ママアスリートの先駆者 クレー射撃・中山由起枝が変えたい日本社会の理解度
愛娘からもらった「お母さんは唯一無二の存在」の言葉
2度目の五輪となった2008年の北京大会。中山は4位入賞という快挙を遂げたが、当時6歳だった娘から次のロンドン五輪で競技を辞めてほしいと言われたという。だが、その4年後、ロンドン五輪の出場を決めると、誰よりも喜んでくれたのが娘であり、ずっと競技を続けてほしいと言ってくれた。
「この4年間の成長っていうのは、本当に大きな大きな進歩。ちょうど幼稚園から小学1、2年生の時期が一番寂しかったと思うんですよね。その時期にちょうど北京五輪だったので。でも、ロンドンまでの4年間で、娘が自分の中で殻を破ったというか、まだまだ頑張ってほしいという気持ちになったんだと思います」
リオデジャネイロ五輪が終わった後、順天堂大学大学院へ進学した中山は、女性アスリートが活躍できる環境作りについて研究。同時期に高校へ進学した娘と、同じ学生として切磋琢磨した。「私の方が先に大学院を終えたんですけど、娘の大学受験と自分の5度目の五輪予選が重なって、本当に家の中はピリピリしていましたよ(笑)。でも、お互いに『今度は自分の番だ』って活力になったと思います」と笑顔で振り返る。

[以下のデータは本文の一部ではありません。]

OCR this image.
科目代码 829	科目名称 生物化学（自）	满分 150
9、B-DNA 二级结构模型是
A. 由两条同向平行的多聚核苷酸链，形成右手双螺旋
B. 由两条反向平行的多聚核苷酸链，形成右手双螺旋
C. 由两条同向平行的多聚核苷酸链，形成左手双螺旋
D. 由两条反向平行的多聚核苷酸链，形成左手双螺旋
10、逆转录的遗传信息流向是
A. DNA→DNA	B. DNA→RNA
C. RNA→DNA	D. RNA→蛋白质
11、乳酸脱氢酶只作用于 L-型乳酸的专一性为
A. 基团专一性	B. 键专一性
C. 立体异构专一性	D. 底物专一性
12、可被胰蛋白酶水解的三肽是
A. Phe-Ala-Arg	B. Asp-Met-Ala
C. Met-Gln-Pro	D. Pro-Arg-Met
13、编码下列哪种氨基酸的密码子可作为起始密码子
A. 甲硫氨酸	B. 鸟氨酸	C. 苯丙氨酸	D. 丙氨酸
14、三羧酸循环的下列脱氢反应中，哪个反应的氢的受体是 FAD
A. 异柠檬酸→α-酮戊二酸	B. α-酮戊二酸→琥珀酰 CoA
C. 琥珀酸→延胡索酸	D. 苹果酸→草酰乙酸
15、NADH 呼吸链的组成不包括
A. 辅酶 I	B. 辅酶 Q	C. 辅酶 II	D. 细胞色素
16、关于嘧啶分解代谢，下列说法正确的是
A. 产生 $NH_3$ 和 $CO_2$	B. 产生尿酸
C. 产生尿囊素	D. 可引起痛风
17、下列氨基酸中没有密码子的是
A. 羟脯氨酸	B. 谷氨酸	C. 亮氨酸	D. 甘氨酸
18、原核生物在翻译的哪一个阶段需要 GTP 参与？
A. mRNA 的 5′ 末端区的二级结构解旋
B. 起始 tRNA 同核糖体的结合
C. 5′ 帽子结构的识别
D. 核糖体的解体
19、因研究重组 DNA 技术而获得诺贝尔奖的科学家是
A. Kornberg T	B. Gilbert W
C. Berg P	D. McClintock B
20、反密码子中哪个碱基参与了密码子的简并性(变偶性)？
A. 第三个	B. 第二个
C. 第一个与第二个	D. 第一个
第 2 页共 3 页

大学1年生になった娘から、今では「お母さんは唯一無二の存在」だと言われているという。
「この言葉が私にとっては励みになっています。私たちらしい色であって、私たちらしい形。オリンピックまでのプロセスを通して成長した親子、ここにあり、みたいな(笑)。こういう親子なので関係性としては本当に愛おしいし、本当に私の宝物になっていることが何よりもうれしいですね。子育てと競技をやってきた私にしか味わえないことなのかなと思える瞬間です」
愛娘の話になると、心の底からうれしそうに目を細め、声を弾ませながらエピソードを披露してくれる。その姿を見るだけでも中山家の絆の深さが伺えるが、さらにこう続けた。
「本当に1/3くらいしか伝わっていないと思うんですよ(笑)。今度、娘を同伴して話を聞いてくれたら一番いいと思います。それくらいハチャメチャな子育てです(笑)。私にとっては子育てと競技生活の両立だったんですけど、やりたいことをやる、その姿勢を娘が受け継いでくれたのか、娘自身も自分の好きなことに突き進んでいく姿勢が見られるので、とても逞しく育っていますよ」
娘は母を「唯一無二」だと称え、母は娘を「とても逞しく育った」と胸を張る。中山母娘の姿は、ママアスリートが目指す女性アスリートの道を、明るく照らす一つの道標となりそうだ。